For EBUS claims that were submitted between Jan. 1, 2016 and March 31, 2016, the ATS recommends members plan to re-adjudicate these claims after April 1, 2016.
Background:
On Jan. 1, 2016, AMA CPT retired CPT code 31620, and implemented three new codes to report EBUS services:
- 31652 with EBUS guided transtracheal and/or transbronchial sampling (e.g., aspiration[s]/biopsy[ies]), one or two mediastinal and/or hilar lymph node stations or structures.
- 31653 with EBUSguided transtracheal and/or transbronchial sampling (e.g., aspiration[s]/biopsy[ies]), 3 or more mediastinal and/or hilar lymph node stations or structures.
- +31654 with transendoscopic EBUS during bronchoscopic diagnostic or therapeutic intervention(s) for peripheral lesion(s). (List separately in addition to code for primary procedure[s] .)
As typical with any new codes, CMS/NCCI implements new code pair edits on the same date as the codes are active for use with providers.
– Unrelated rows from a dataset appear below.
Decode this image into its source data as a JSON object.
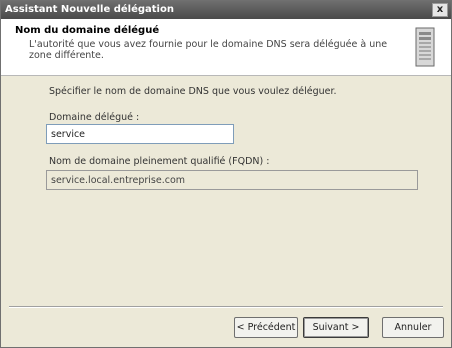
{
  "window": {
    "title": "Assistant Nouvelle délégation",
    "close_label": "x"
  },
  "header": {
    "title": "Nom du domaine délégué",
    "description": "L'autorité que vous avez fournie pour le domaine DNS sera déléguée à une zone différente.",
    "icon": "server-icon"
  },
  "content": {
    "instruction": "Spécifier le nom de domaine DNS que vous voulez déléguer.",
    "delegated_domain_label": "Domaine délégué :",
    "delegated_domain_value": "service",
    "fqdn_label": "Nom de domaine pleinement qualifié (FQDN) :",
    "fqdn_value": "service.local.entreprise.com"
  },
  "buttons": {
    "previous": "< Précédent",
    "next": "Suivant >",
    "cancel": "Annuler"
  }
}
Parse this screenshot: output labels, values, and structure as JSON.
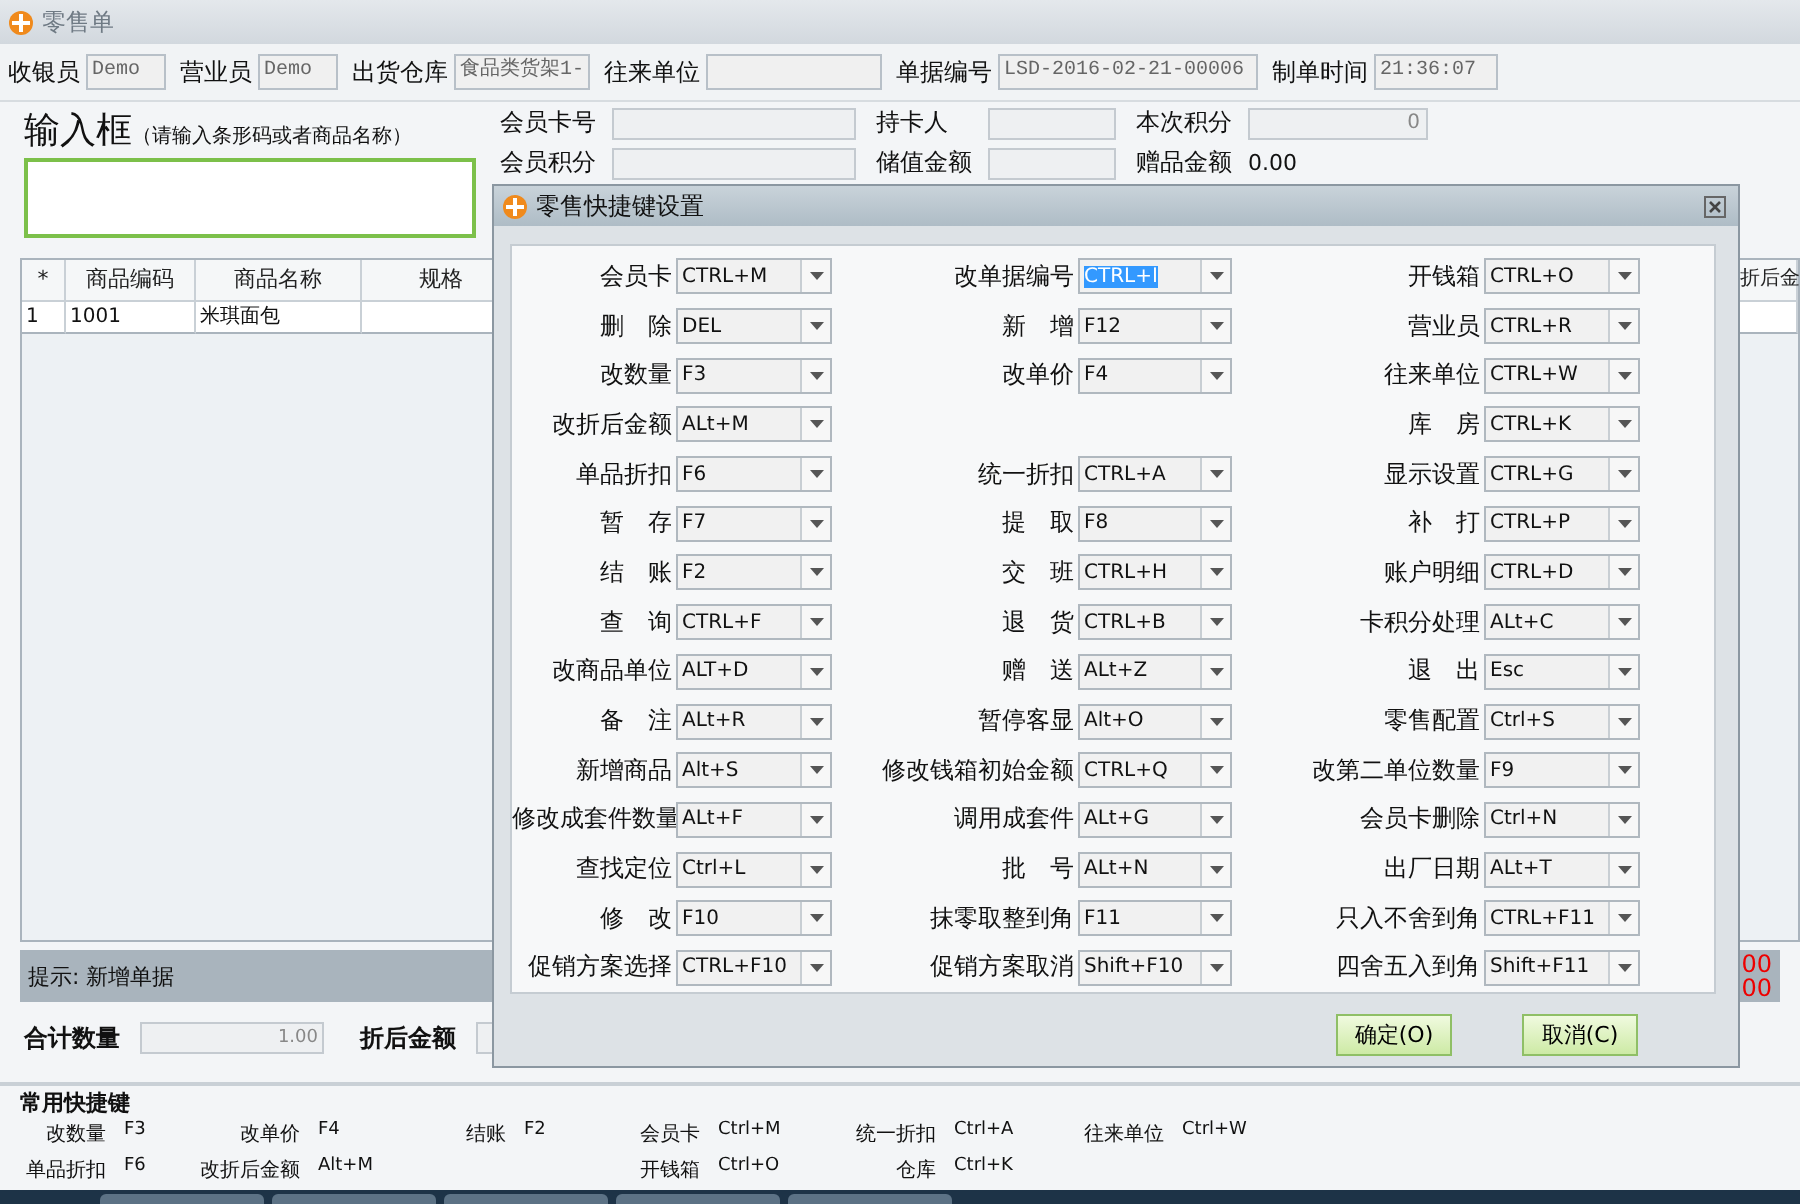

Unfortunately due to an implementation problem, some inappropriate code pair edits are now causing correctly coded claims to be rejected, denied, or improperly adjudicated (i.e., underpaid). As an example, if a bronchoscopy included an EBUS-guided aspiration of two lymph node stations (31652) and any additional sampling procedure (31623-29), the inappropriate CCI edits would deny, reject, or improperly adjudicate the additional codes or the entire claim.
ATS notified the NCCI contractor of this issue and the CMS agreed to delete the edits at the next possible NCCI update, April 1, 2016. For more details on the code pairs that are affected by this issue, click here to see the letter from the NCCI contractor.
Since CMS only updates these edits quarterly, claims will continue to be rejected up until the next file is implemented on April 1, 2016. Therefore, members are advised to either hold claims reporting EBUS services until April 1, 2016, or plan to re-adjudicate any submitted claims (for EBUS services performed between Jan. 1, 2016 through March 30, 2016) on or after April 1, 2016. Providers may also wish to contact their local Medicare contractor for any specific local instructions regarding these code-pair denials. Additionally, since many other payers follow the NCCI edits, we recommend sharing the NCCI letter with those payers for their instructions regarding claims processing.